Presentation Information
[2Yin-A-23]Theoretical Considerations on AI Sandbagging Detection via Noise Injection
〇Daisuke Kaji1,3, Keisuke Yamazaki2 (1. Shizuoka University, 2. National Institute of Advanced Industrial Science and Technology, 3. DENSO CORPORATION)
Keywords:
Sandbagging detection,Singular learning theory,AI safety,Bayesian learning,Noise injection
In recent years, increasing attention has been directed toward a phenomenon known as sandbagging (SB), in which AI systems deliberately underperform during evaluation to evade regulatory scrutiny or obscure their true capabilities. Detecting SB has therefore become a central challenge in AI safety assessment, motivating the development of various detection strategies, including approaches that rely on monitoring agents.

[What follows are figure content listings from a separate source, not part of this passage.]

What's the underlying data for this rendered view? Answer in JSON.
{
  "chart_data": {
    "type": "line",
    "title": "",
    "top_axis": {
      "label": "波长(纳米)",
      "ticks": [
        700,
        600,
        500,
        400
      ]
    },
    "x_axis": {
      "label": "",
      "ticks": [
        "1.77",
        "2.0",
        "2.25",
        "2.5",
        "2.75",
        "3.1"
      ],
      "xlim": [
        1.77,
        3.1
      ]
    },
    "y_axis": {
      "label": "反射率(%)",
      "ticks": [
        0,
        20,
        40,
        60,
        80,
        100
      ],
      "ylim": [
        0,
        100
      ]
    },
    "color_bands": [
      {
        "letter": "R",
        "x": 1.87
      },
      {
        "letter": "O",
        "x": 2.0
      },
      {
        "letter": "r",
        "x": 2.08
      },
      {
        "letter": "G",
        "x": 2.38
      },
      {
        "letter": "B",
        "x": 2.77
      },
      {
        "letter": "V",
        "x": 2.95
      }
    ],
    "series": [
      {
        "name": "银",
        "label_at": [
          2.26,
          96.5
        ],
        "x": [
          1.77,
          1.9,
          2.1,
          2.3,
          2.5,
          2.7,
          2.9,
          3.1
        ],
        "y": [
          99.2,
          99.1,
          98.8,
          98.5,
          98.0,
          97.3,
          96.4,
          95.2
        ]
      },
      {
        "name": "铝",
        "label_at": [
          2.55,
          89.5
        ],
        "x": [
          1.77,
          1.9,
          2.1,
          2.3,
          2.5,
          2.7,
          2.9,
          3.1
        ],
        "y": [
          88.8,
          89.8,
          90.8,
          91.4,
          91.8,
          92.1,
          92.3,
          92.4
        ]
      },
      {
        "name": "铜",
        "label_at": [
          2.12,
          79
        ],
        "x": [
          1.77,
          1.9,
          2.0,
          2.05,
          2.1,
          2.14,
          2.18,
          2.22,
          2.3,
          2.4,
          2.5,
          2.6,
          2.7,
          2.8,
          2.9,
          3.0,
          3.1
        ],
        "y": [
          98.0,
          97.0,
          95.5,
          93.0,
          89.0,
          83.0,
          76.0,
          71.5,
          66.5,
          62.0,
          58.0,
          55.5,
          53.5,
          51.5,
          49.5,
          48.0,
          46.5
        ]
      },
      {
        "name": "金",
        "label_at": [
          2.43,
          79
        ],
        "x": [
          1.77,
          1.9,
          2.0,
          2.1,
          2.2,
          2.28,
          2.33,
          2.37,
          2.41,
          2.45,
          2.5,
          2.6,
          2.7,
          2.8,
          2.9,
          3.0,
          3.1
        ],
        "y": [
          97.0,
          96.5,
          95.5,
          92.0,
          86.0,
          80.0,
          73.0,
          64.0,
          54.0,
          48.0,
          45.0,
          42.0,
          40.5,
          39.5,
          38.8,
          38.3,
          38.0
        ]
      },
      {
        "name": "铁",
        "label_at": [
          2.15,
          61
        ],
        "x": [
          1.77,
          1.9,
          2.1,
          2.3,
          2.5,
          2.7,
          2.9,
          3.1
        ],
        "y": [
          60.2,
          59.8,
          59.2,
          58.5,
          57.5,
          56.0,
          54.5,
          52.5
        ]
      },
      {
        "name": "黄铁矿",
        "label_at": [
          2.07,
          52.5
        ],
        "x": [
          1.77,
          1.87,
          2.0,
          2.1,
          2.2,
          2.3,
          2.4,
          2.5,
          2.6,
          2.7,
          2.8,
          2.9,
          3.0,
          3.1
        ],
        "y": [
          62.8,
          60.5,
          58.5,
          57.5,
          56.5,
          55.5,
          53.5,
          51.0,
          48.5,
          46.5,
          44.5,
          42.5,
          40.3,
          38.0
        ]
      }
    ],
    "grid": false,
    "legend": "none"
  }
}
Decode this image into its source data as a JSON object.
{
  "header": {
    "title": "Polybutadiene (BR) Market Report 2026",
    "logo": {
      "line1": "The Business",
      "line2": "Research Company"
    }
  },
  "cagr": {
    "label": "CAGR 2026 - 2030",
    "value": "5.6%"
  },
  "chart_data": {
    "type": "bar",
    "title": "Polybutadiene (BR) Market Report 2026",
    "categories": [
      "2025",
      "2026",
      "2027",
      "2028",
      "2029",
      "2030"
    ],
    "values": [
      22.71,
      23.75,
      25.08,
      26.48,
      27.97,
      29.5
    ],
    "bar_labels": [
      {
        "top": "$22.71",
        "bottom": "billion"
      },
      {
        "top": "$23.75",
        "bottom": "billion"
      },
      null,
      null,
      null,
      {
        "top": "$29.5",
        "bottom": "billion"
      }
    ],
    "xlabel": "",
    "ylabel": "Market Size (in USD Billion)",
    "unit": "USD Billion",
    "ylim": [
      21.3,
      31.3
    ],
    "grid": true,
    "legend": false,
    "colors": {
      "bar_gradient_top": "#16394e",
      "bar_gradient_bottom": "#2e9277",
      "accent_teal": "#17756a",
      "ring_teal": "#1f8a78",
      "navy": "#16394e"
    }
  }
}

This paper examines a strategy known as 'Noise Injection', which is incorporated into the AI Metacognition Toolkit. Injecting noise into model parameters can improve the performance of SB models. We present a theoretical analysis aimed at explaining why this counterintuitive effect arises, and at identifying the conditions under which it occurs. Specifically, we characterize the influence of parameter noise by applying the asymptotic expansion of the Bayesian generalization error for regression models. This allows us to identify the dominant terms responsible for the observed performance gains. To corroborate the theoretical findings, we conducted experiments using small-scale neural network models. The empirical results corroborate the theoretical predictions.